In-water Retrieval: the aLMI
The process of inferring in-water concentrations of optically active constituents from measured spectra at the surface is an inversion problem. It is achieved by modelling the water-leaving radiances as a linear sum of spectral models of the optically active water constituents, and using a linear matrix inversion (LMI) least squares method to solve for the relative proportions (Hoge and Lyon, 1996). A major difficulty with this approach is that the natural variability in the spectral properties (ie. spectral shape and amplitude) means that multiple versions of the models are required to match the range of observations, but for any given pixel there are usually only 5 – 8 spectral bands being measured. This is particularly an issue in complex waters such as the GBR lagoon, where there are substantial differences in the optical properties between the tropical wet and dry seasons, and due to the influx of turbid river water, particularly during flood events.
The adaptive Linear Matrix Inversion (aLMI) developed by CSIRO for the GBR (Brando et al, 2012), accommodates this need by iterating over a limited number of model parameter sets that account for the observed variability (below). The individual parameter sets, which characterise specific inherent optical properties (or SIOPs), are derived from in situ observations of naturally occurring water masses collected in the GBR. So although there is a potentially very large range of models to choose from, the aLMI process is presented only with those that are physically realistic and likely in the GBR conditions. As in the LMI approach, the measured spectrum for each pixel is fit to each parameter set to derive concentrations, but then a single solution is chosen on the basis of the quality of the fit to the observed reflectances. The outcome of the process for each pixel then is a set of constituent concentrations, a parameter set ID, and a measure of the quality of fit.

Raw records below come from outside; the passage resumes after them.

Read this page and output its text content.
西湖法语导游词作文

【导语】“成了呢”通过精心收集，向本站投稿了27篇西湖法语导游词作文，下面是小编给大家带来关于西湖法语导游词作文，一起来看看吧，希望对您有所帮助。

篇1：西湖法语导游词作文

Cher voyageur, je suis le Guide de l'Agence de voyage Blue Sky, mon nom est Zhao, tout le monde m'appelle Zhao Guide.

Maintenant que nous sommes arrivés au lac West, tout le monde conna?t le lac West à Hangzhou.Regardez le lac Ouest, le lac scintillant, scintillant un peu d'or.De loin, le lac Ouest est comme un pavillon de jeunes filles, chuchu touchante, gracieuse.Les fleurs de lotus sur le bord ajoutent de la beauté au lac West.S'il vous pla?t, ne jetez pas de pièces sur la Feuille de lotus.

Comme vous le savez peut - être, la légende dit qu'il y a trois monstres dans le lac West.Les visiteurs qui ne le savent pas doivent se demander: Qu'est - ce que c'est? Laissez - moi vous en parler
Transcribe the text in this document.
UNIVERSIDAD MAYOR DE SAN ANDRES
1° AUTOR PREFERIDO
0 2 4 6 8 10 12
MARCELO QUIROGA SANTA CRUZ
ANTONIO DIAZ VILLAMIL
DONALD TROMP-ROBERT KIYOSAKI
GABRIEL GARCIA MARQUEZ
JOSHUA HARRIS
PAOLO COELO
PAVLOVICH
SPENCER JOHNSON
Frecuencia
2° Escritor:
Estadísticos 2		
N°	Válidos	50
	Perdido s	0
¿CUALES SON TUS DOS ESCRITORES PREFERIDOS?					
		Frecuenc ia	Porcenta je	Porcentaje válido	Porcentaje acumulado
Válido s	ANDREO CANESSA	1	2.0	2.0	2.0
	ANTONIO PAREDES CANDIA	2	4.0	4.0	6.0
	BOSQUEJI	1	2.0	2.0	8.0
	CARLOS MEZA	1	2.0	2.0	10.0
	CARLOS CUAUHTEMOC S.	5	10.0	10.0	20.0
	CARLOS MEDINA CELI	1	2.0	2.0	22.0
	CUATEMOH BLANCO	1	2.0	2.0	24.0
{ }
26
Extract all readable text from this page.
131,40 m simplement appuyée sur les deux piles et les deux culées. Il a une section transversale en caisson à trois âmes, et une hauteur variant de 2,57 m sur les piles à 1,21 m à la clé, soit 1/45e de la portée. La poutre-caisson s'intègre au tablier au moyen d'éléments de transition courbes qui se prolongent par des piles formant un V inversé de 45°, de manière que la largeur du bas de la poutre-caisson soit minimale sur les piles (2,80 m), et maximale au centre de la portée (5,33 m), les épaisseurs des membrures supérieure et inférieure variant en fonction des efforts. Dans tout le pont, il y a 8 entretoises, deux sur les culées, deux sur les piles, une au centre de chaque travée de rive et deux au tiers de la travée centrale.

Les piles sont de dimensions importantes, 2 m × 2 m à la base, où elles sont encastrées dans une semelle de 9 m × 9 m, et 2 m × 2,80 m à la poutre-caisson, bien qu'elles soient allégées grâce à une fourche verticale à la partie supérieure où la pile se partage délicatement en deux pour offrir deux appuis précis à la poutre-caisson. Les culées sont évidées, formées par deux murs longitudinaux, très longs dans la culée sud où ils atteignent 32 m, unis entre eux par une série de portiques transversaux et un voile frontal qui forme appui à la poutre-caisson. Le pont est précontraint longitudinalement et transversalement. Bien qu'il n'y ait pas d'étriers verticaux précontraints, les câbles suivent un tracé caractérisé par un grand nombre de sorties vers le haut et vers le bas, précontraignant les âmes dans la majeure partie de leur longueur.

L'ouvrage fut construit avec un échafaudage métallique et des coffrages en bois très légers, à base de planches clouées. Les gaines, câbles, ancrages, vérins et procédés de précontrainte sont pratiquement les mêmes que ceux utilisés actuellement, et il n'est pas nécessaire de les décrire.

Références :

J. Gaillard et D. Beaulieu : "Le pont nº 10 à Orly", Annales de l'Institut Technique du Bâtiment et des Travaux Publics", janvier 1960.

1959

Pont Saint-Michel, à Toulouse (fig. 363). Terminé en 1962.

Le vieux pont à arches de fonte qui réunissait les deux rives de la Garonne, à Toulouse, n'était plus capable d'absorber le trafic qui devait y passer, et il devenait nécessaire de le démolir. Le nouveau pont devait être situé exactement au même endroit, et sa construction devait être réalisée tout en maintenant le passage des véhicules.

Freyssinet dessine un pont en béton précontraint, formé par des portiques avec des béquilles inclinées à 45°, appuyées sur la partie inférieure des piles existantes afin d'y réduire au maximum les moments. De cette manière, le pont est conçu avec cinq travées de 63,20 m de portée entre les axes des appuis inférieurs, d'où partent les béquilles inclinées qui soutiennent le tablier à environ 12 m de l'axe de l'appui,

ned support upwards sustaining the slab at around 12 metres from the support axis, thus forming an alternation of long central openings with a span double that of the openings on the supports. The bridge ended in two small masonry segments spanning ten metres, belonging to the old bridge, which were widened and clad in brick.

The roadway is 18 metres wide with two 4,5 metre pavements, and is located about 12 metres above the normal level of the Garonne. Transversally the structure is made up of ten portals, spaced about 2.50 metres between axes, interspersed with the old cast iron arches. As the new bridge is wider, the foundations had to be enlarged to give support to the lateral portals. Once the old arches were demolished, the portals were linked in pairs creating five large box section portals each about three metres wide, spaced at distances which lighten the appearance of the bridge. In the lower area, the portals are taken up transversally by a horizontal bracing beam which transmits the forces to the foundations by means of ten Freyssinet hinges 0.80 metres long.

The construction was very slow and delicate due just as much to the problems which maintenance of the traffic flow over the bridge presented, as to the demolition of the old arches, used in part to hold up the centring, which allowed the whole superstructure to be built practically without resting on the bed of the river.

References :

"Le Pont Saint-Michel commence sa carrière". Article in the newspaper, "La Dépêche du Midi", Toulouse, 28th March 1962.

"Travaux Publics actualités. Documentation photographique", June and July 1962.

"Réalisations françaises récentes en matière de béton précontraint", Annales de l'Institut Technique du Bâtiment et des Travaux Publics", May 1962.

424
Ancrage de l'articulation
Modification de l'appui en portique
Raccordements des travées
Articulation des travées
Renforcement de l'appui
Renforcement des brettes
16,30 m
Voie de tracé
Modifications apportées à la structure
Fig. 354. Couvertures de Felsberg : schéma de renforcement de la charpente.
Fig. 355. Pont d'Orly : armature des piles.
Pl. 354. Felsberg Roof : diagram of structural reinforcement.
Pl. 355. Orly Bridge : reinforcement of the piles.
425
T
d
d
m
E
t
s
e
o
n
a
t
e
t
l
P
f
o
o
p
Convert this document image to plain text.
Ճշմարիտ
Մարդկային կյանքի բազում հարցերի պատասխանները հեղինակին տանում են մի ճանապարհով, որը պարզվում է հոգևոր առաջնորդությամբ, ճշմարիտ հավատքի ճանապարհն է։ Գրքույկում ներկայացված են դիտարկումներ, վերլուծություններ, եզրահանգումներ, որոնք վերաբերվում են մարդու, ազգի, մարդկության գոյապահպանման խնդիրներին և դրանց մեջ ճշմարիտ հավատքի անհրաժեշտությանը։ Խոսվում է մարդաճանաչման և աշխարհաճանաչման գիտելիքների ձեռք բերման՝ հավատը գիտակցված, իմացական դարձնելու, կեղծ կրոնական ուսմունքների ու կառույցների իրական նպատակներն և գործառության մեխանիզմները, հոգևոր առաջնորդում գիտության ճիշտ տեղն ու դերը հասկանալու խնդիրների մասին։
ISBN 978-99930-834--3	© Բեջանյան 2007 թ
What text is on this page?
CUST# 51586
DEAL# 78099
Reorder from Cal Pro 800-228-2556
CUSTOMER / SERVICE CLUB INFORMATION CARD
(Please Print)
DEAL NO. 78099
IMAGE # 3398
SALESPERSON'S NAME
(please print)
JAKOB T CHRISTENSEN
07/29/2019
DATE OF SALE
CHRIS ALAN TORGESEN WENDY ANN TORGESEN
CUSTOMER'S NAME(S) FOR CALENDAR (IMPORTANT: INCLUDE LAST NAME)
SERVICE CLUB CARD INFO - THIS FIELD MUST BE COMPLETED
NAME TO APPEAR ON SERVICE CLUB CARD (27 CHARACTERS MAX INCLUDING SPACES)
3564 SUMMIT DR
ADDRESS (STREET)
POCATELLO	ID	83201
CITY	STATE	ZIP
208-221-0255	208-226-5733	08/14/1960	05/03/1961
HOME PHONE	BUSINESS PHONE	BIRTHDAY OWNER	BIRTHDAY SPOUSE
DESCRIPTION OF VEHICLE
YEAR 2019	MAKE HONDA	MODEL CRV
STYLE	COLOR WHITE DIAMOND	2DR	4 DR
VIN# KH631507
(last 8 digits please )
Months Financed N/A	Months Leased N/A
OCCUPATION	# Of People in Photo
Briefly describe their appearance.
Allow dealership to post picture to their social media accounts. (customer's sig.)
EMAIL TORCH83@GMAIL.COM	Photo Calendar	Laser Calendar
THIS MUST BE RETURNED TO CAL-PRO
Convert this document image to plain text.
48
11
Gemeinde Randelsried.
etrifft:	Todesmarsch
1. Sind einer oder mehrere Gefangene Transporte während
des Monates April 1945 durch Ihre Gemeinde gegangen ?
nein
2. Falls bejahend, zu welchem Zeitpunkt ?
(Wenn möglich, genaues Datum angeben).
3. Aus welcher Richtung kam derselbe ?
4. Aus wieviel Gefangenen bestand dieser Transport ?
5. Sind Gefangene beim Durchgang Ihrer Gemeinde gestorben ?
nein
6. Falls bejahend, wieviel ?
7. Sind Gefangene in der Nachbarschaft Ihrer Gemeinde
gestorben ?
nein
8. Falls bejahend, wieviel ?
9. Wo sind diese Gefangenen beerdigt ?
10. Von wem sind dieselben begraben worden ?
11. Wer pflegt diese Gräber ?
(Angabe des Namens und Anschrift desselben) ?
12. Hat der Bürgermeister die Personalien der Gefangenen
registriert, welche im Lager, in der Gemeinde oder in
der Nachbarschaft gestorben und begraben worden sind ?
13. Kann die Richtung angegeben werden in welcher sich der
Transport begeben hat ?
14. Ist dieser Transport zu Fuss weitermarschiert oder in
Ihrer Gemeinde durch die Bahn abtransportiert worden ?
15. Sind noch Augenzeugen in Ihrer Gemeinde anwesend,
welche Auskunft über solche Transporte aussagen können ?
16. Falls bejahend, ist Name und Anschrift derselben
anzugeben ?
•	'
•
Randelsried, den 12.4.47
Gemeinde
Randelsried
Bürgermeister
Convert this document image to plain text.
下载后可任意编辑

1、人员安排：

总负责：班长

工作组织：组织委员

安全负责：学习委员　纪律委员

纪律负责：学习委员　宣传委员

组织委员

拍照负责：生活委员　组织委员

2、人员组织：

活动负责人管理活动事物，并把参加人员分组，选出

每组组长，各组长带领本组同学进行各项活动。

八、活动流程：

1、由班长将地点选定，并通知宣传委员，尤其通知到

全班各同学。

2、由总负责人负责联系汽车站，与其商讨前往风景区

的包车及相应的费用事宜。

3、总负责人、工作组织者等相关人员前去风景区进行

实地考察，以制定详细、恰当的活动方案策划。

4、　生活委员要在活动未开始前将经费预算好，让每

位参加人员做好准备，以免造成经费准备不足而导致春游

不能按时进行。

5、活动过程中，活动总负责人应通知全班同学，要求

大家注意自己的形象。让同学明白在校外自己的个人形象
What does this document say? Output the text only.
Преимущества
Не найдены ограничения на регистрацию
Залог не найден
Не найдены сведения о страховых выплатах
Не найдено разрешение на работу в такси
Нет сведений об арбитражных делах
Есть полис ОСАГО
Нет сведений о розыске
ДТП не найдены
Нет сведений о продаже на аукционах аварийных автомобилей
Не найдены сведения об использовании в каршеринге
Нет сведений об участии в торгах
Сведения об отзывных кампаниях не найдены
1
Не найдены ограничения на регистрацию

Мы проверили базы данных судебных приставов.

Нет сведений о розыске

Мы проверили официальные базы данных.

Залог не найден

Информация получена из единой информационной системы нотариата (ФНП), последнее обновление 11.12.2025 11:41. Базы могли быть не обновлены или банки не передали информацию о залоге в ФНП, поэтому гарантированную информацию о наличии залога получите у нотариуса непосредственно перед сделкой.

The process of selecting the candidate SIOPs is iterative. Initially 162 possible sets were available. These were divided into geographical groups and then each group was tested using matchups of in situ measurements of CCHL, CCDOM or CNAP with satellite data. The atmospherically corrected satellite spectra were run using the aLMI inversion with all possible SIOP sets for that region. Sets that were not selected, or that led to the most inaccurate retrievals were rejected, and the process was repeated with the reduced candidate set. Finally the geographical groups were merged, and one further iteration of testing and rejection was undertaken to yield a final set of 15 SIOPs. Of these 15, 10 were sampled in the dry season and 5 in the wet season. The map (left) shows the sample locations.
The final step is to evaluate the performance of the system by comparing constituent concentrations derived using the selected SIOP sets for all the matchups of satellite data with in situ concentration measurements. This is shown separately for the MODIS and VIIRS matchups at the right. The CHL retrieval accuracy for both is similar (mean absolute percentage error ~130%). The CDOM retrievals are nearly twice as accurate but are based on significantly fewer matchups. The NAP retrievals are affected by underestimation at high concentrations (ie in extreme conditions such as flood events). Future work is needed to explore the reason for this, and to ascertain whether there is yet sufficient variability in the in situ measurements in the candidate set to properly represent actual extreme conditions.